En un pequeño pueblo lleno de calles empedradas y casas de colores, vivía un niño llamado José. José tenía el cabello castaño y siempre llevaba puesta una sonrisa. Su familia era humilde, pero muy unida y trabajadora. Desde muy pequeño, José aprendió el valor del trabajo y la importancia de la amistad. Ayudaba a su padre en la carpintería y a su madre en la pequeña huerta que tenían en el patio de su casa. Aunque no tenían mucho dinero, José siempre encontraba la manera de divertirse, ya fuera jugando con sus amigos en el parque o inventando historias fantásticas.
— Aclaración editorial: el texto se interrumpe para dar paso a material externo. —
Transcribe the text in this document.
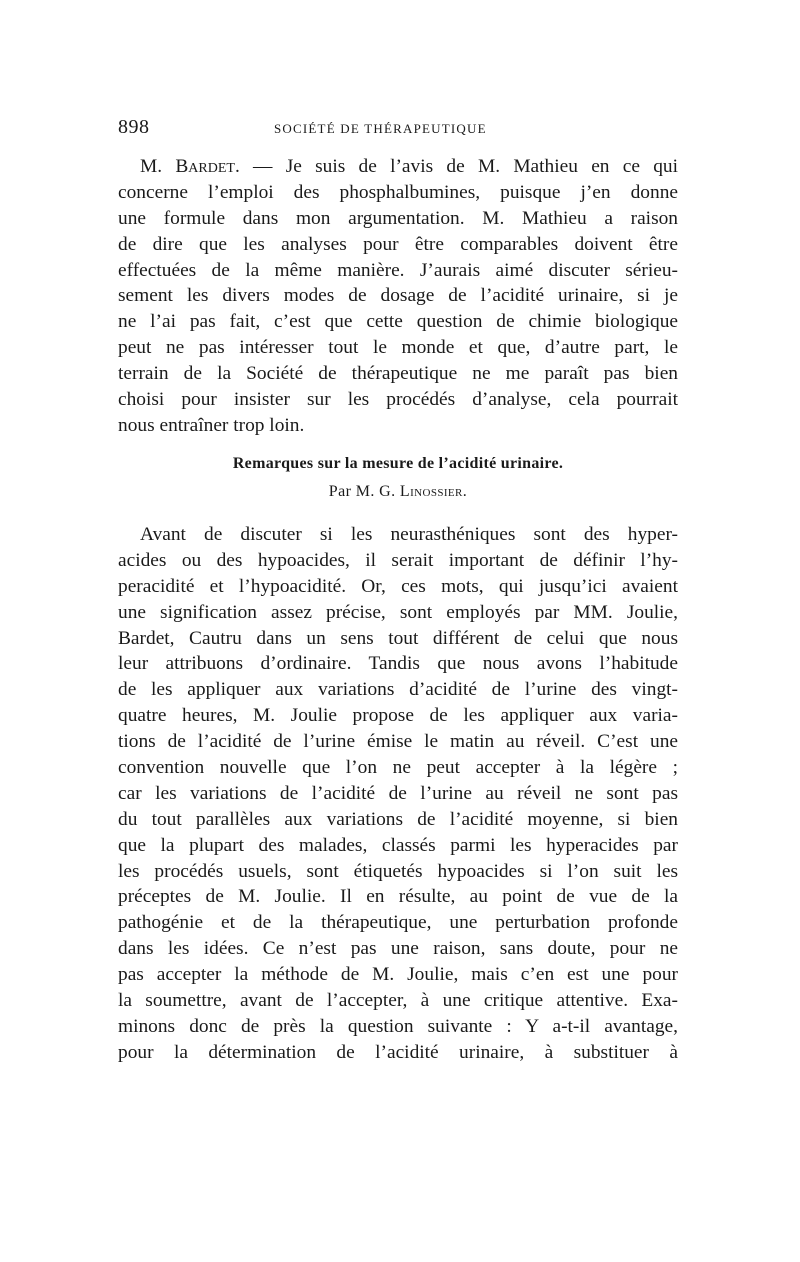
898	SOCIÉTÉ DE THÉRAPEUTIQUE
M. Bardet. — Je suis de l’avis de M. Mathieu en ce qui
concerne l’emploi des phosphalbumines, puisque j’en donne
une formule dans mon argumentation. M. Mathieu a raison
de dire que les analyses pour être comparables doivent être
effectuées de la même manière. J’aurais aimé discuter sérieu-
sement les divers modes de dosage de l’acidité urinaire, si je
ne l’ai pas fait, c’est que cette question de chimie biologique
peut ne pas intéresser tout le monde et que, d’autre part, le
terrain de la Société de thérapeutique ne me paraît pas bien
choisi pour insister sur les procédés d’analyse, cela pourrait
nous entraîner trop loin.
Remarques sur la mesure de l’acidité urinaire.
Par M. G. Linossier.
Avant de discuter si les neurasthéniques sont des hyper-
acides ou des hypoacides, il serait important de définir l’hy-
peracidité et l’hypoacidité. Or, ces mots, qui jusqu’ici avaient
une signification assez précise, sont employés par MM. Joulie,
Bardet, Cautru dans un sens tout différent de celui que nous
leur attribuons d’ordinaire. Tandis que nous avons l’habitude
de les appliquer aux variations d’acidité de l’urine des vingt-
quatre heures, M. Joulie propose de les appliquer aux varia-
tions de l’acidité de l’urine émise le matin au réveil. C’est une
convention nouvelle que l’on ne peut accepter à la légère ;
car les variations de l’acidité de l’urine au réveil ne sont pas
du tout parallèles aux variations de l’acidité moyenne, si bien
que la plupart des malades, classés parmi les hyperacides par
les procédés usuels, sont étiquetés hypoacides si l’on suit les
préceptes de M. Joulie. Il en résulte, au point de vue de la
pathogénie et de la thérapeutique, une perturbation profonde
dans les idées. Ce n’est pas une raison, sans doute, pour ne
pas accepter la méthode de M. Joulie, mais c’en est une pour
la soumettre, avant de l’accepter, à une critique attentive. Exa-
minons donc de près la question suivante : Y a-t-il avantage,
pour la détermination de l’acidité urinaire, à substituer à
Mientras tanto, en otra ciudad un poco más grande y ruidosa, a seis meses de distancia en edad, nació una niña llamada Marolyn. Ella tenía el cabello rubio y unos ojos curiosos que parecían brillar con cada nueva aventura. Su madre, debido a circunstancias familiares, decidió mudarse a esta ciudad buscando una nueva vida y mejores oportunidades. Aunque al principio Marolyn extrañaba su antiguo hogar, pronto se adaptó a su nuevo entorno, encontrando amigos y descubriendo lugares emocionantes donde jugar.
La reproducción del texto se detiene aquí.